Weight Watchers better than self-help for weight loss
Compared to going it alone, using the Weight Watchers diet program helps people shed extra pounds, says a new study.
What’s more, the company-sponsored study found the more frequently people used Weight Watchers tools, the more weight they lost.
“The people who were most engaged were the people who did best in the program,” Craig Johnston, the study’s lead author from the Baylor College of Medicine in Houston, said.
Past research found the program, which is known for its point system and meetings, helps people lose weight. But a new website and mobile application needed a closer look, Johnston and his colleagues write in The American Journal of Medicine.
The researchers recruited 292 overweight and obese adults from the Danbury, Connecticut area and randomly split them into two groups.
People in one group were given publicly available printed materials about how to lose weight. The others received access to the Weight Watchers program at no cost.
Those given access to Weight Watchers could attend weekly meetings and use the company’s interactive website and mobile app. They were encouraged to use all three tools to reach their weight loss goal.
The researchers had six months of data on 257 of the study’s participants.
They found people enrolled in Weight Watchers lost an average of about 5 percent of their starting body weight - around 10 pounds. That compared to an average weight loss of less than 1 percent among those in the self-help group, or just over one pound.

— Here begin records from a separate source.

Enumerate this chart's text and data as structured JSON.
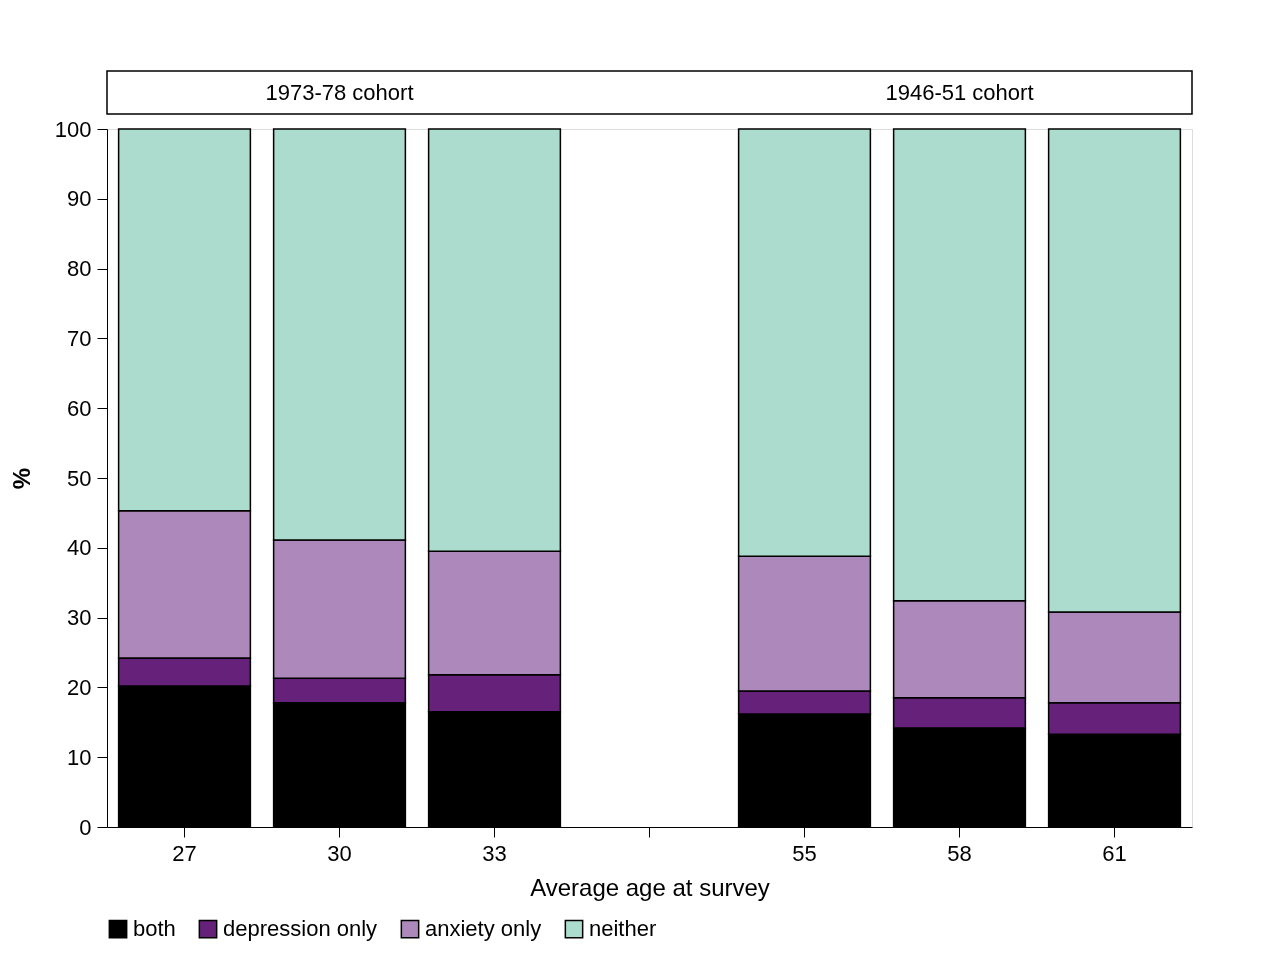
{
  "chart_data": {
    "type": "bar",
    "stacked": true,
    "xlabel": "Average age at survey",
    "ylabel": "%",
    "categories": [
      "27",
      "30",
      "33",
      null,
      "55",
      "58",
      "61"
    ],
    "series": [
      {
        "name": "both",
        "color": "#000000",
        "values": [
          20.2,
          17.8,
          16.5,
          null,
          16.2,
          14.2,
          13.3
        ]
      },
      {
        "name": "depression only",
        "color": "#66217a",
        "values": [
          4.0,
          3.5,
          5.3,
          null,
          3.3,
          4.3,
          4.5
        ]
      },
      {
        "name": "anxiety only",
        "color": "#ad88bb",
        "values": [
          21.1,
          19.8,
          17.7,
          null,
          19.3,
          13.9,
          13.0
        ]
      },
      {
        "name": "neither",
        "color": "#acdccd",
        "values": [
          54.7,
          58.9,
          60.5,
          null,
          61.2,
          67.6,
          69.2
        ]
      }
    ],
    "annotations": [
      "1973-78 cohort",
      "1946-51 cohort"
    ],
    "ylim": [
      0,
      100
    ],
    "yticks": [
      0,
      10,
      20,
      30,
      40,
      50,
      60,
      70,
      80,
      90,
      100
    ],
    "grid": false,
    "legend": "bottom"
  }
}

Participants who used the Weight Watchers program tools the most ended up losing the most weight.
For example, those who attended more than half of the weekly meetings and accessed the website and app more than twice a week lost an average of 19 pounds. That compared to about 9 pounds of weight loss among those who heavily used one of the three tools.

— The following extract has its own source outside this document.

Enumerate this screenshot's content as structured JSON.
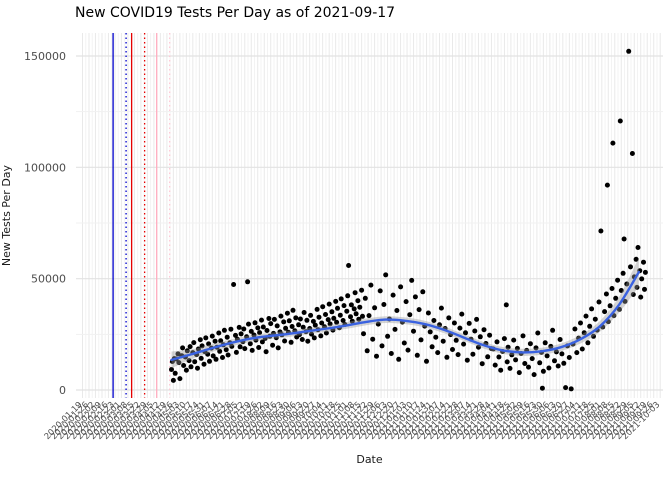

“Having options to choose how you get that info and support is absolutely key,” Hayden Bosworth said. He studies treatment adherence but wasn’t involved with the new study.
“It makes a lot of sense, the results that I saw here,” Bosworth, from Duke University Medical Center in Durham, North Carolina, told Reuters Health.
He said Weight Watchers may help people stay engaged, compared to just getting an initial push from a doctor.
“We know what to do, but we need help with getting it done. That’s one of the reasons that Weight Watchers works really well,” Johnston said.
He added, however, that it would be interesting to see how it stacks up against other weight loss programs.
“Would they do better or worse? I don’t have the data on that,” he told Reuters Health.
Bosworth said he’s familiar with a weight management program from the U.S. Department of Veterans Affairs known as MOVE! The results from that program are not as impressive.
He said there could be differences in the programs themselves or the people who sign up for them. For example, people who do Weight Watchers may be more motivated because they typically pay for the program.
Currently, access to the Weight Watchers meetings, website and app costs about $43 per month.